2021-04-27	lei: add "ls-sync" command for listing sync folders
	This will be useful, later.
2021-04-26	lei_input: support PublicInbox::WWW mboxrd URLs
	This gives "lei import", "lei tag", and similar commands the ability to use URLs recognized by our PSGI frontend directly. This is more convenient than an equivalent shell pipeline since "set -o pipefail" is not portable and errors may be lost.
2021-04-24	lei import: keep sync info for Maildir and IMAP folders
	We aren't using it, yet, but the plan is to be able to use this information to propagate keyword changes back to IMAP and Maildir folders using some to-be-implemented command. "lei inspect" is a half-baked new command to make testing this change easier. It will be updated to support more SQLite+Xapian introspection duties in the future, including public-inbox things independent of lei.
2021-04-24	lei_mail_sync: for bidirectional keyword sync
	We'll be using the new class to efficiently propagate keyword changes from lei/store back to Maildir or IMAP folders.
2021-04-21	doc: add lei_design_notes.txt and lei-store-format(5)
	lei itself is a somewhat weird design, but lei/store is a fairly normal hybrid of extindex with v2-style storage.
2021-04-20	lei edit-search: command to tweak search parameters
	This may be useful for users to tweak search parameters. This command is also the reason lei.saved-search is a git-config file rather than JSON.
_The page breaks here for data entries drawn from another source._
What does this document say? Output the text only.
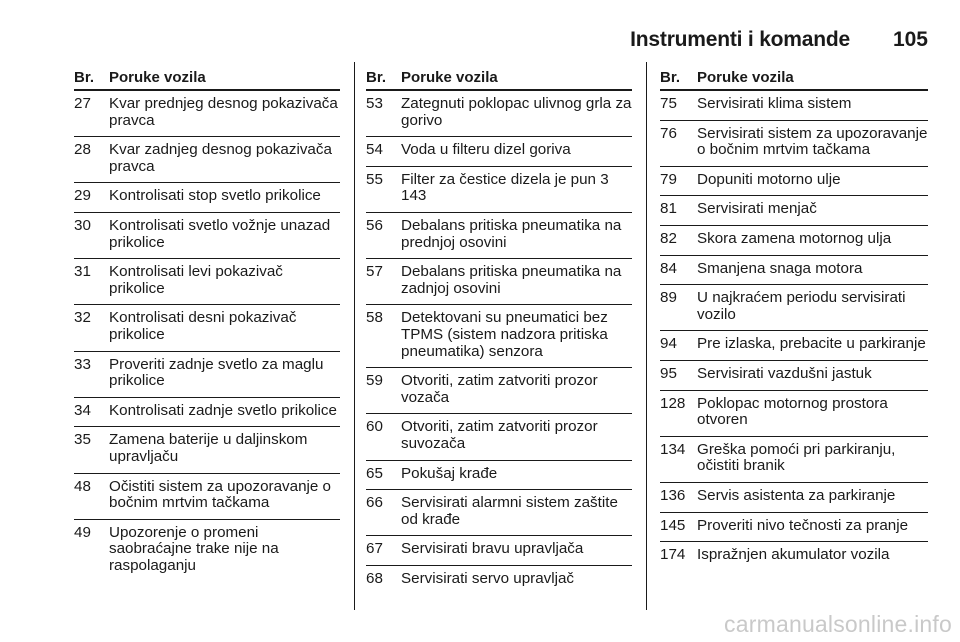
Instrumenti i komande 105
Br. Poruke vozila
27 Kvar prednjeg desnog pokazivača pravca
28 Kvar zadnjeg desnog pokazivača pravca
29 Kontrolisati stop svetlo prikolice
30 Kontrolisati svetlo vožnje unazad prikolice
31 Kontrolisati levi pokazivač prikolice
32 Kontrolisati desni pokazivač prikolice
33 Proveriti zadnje svetlo za maglu prikolice
34 Kontrolisati zadnje svetlo prikolice
35 Zamena baterije u daljinskom upravljaču
48 Očistiti sistem za upozoravanje o bočnim mrtvim tačkama
49 Upozorenje o promeni saobraćajne trake nije na raspolaganju
Br. Poruke vozila
53 Zategnuti poklopac ulivnog grla za gorivo
54 Voda u filteru dizel goriva
55 Filter za čestice dizela je pun 3 143
56 Debalans pritiska pneumatika na prednjoj osovini
57 Debalans pritiska pneumatika na zadnjoj osovini
58 Detektovani su pneumatici bez TPMS (sistem nadzora pritiska pneumatika) senzora
59 Otvoriti, zatim zatvoriti prozor vozača
60 Otvoriti, zatim zatvoriti prozor suvozača
65 Pokušaj krađe
66 Servisirati alarmni sistem zaštite od krađe
67 Servisirati bravu upravljača
68 Servisirati servo upravljač
Br. Poruke vozila
75 Servisirati klima sistem
76 Servisirati sistem za upozoravanje o bočnim mrtvim tačkama
79 Dopuniti motorno ulje
81 Servisirati menjač
82 Skora zamena motornog ulja
84 Smanjena snaga motora
89 U najkraćem periodu servisirati vozilo
94 Pre izlaska, prebacite u parkiranje
95 Servisirati vazdušni jastuk
128 Poklopac motornog prostora otvoren
134 Greška pomoći pri parkiranju, očistiti branik
136 Servis asistenta za parkiranje
145 Proveriti nivo tečnosti za pranje
174 Ispražnjen akumulator vozila
carmanualsonline.info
2021-04-20	lei forget-search: new command to forget saved searches
	Readers may lose interest in subscription topics. This lets them avoid clutter by forgetting a saved search. This does not and will not destroy the contents of an --output mailbox. In other words, this is similar to unsubscribing from an Atom/RSS feed or NNTP group. I've also decided we won't support 'mv-search', since it'll probably be rarely used and "lei convert" can be used, instead.
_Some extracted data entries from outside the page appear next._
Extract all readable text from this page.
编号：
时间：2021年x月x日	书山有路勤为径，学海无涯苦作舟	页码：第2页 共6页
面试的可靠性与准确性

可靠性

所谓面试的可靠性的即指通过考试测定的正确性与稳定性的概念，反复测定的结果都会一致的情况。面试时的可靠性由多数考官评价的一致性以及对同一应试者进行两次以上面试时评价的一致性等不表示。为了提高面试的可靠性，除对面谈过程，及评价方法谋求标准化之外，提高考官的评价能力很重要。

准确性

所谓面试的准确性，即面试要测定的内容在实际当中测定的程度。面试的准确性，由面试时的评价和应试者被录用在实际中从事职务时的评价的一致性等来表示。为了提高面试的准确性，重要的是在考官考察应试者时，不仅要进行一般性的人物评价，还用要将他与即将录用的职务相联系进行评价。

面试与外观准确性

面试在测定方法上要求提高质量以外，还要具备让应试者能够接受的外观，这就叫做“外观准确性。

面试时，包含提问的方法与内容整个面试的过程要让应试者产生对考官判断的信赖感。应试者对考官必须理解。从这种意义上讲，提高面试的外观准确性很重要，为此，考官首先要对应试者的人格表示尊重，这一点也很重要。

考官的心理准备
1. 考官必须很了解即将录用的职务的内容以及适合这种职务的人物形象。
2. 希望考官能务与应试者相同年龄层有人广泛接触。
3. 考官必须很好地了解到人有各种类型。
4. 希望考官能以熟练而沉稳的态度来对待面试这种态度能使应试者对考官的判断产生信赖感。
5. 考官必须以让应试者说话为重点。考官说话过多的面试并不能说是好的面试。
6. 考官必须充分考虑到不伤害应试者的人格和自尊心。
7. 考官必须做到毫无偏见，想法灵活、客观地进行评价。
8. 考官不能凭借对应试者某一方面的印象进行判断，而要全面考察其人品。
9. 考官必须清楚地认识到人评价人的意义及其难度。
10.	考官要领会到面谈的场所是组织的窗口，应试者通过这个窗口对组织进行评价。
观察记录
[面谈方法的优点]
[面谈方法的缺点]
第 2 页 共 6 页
2021-04-20	lei-sigpipe: update and move test from xt => t
	We have "lei import" and better test infrastructure for lei, now, so we can more easily test SIGPIPE without relying on an already-configured instance.
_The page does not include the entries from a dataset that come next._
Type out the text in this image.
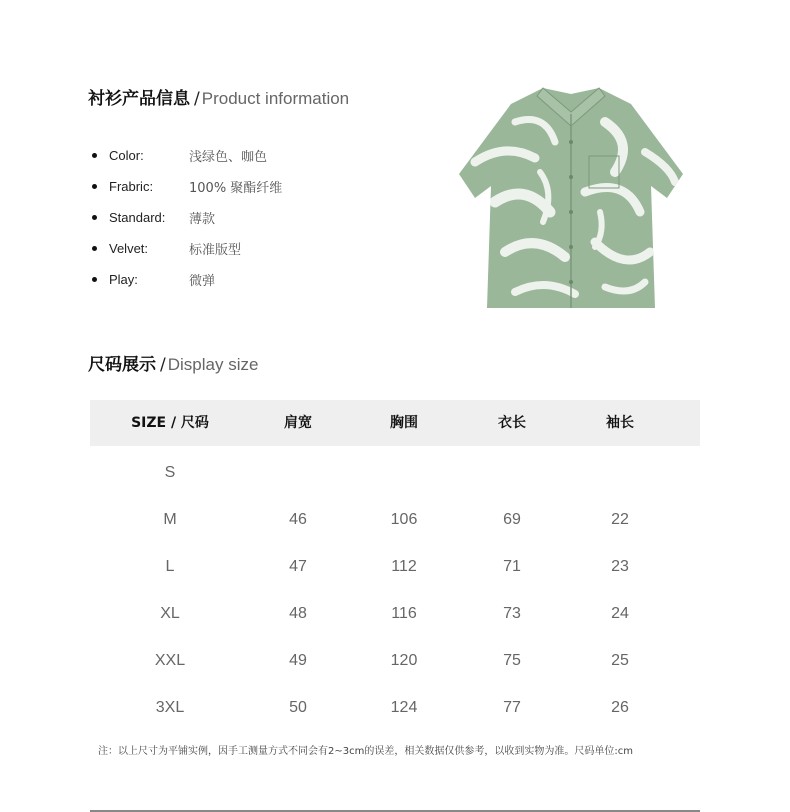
衬衫产品信息 / Product information
Color:	浅绿色、咖色
Frabric:	100% 聚酯纤维
Standard:	薄款
Velvet:	标准版型
Play:	微弹
尺码展示 / Display size
SIZE / 尺码	肩宽	胸围	衣长	袖长
S
M	46	106	69	22
L	47	112	71	23
XL	48	116	73	24
XXL	49	120	75	25
3XL	50	124	77	26
注：以上尺寸为平铺实例，因手工测量方式不同会有2~3cm的误差，相关数据仅供参考，以收到实物为准。尺码单位:cm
2021-04-18	lei ls-search: command to list saved searches
	Going forward, we'll probably support JSON for all the "ls-*" subcommands. This also provides the basis for "lei up" shell completion.
2021-04-13	lei: add "lei up" to complement "lei q --save"
	The command isn't finalized, yet, but it's intended to update an existing saved search.
2021-04-13	lei q: start wiring up saved search
	This will have a over.sqlite3 for content-based deduplication. It may exhibit ibxish methods, so serving a read-only (or even R/W) IMAP or instance or displaying HTML isn't outside the realm of possibility.
2021-04-11	www: do not obfuscate addresses in URLs
	As they are likely Message-IDs. If an email address ends up in a URL, then it's likely public, so there's even less reason to obfuscate that particular address. [km: add xt/perf-obfuscate.t] [ew: modernize perf test (5.10.1), use diag instead of print] This version of the patch avoids the massive slowdown noted by Kyle in <https://public-inbox.org/meta/87wnt9or6t.fsf@kyleam.com/>. Performance remains roughly the same, if not slightly faster (which may be due to me testing this on a busy server). Results from xt/perf-obfuscate.t against 6078 messages on a local mirror of <https://public-inbox.org/meta/>: before: 6.67 usr + 0.04 sys = 6.71 CPU after: 6.64 usr + 0.04 sys = 6.68 CPU Reported-by: Kyle Meyer <kyle@kyleam.com> Helped-by: Kyle Meyer <kyle@kyleam.com> Link: https://public-inbox.org/meta/87a6q8p5qa.fsf@kyleam.com/
2021-04-03	lei/store: (more) synchronous non-fatal error output
	Since every command that writes to lei/store calls ->done to commit its output, we can rely on that to return a pathname for a readable file with errors in it. Errors can still get crossed up if multiple lei commands are writing to the store at once, but reduces the delay in seeing them and ensures it won't get seen when somebody is attempting to use shell completion.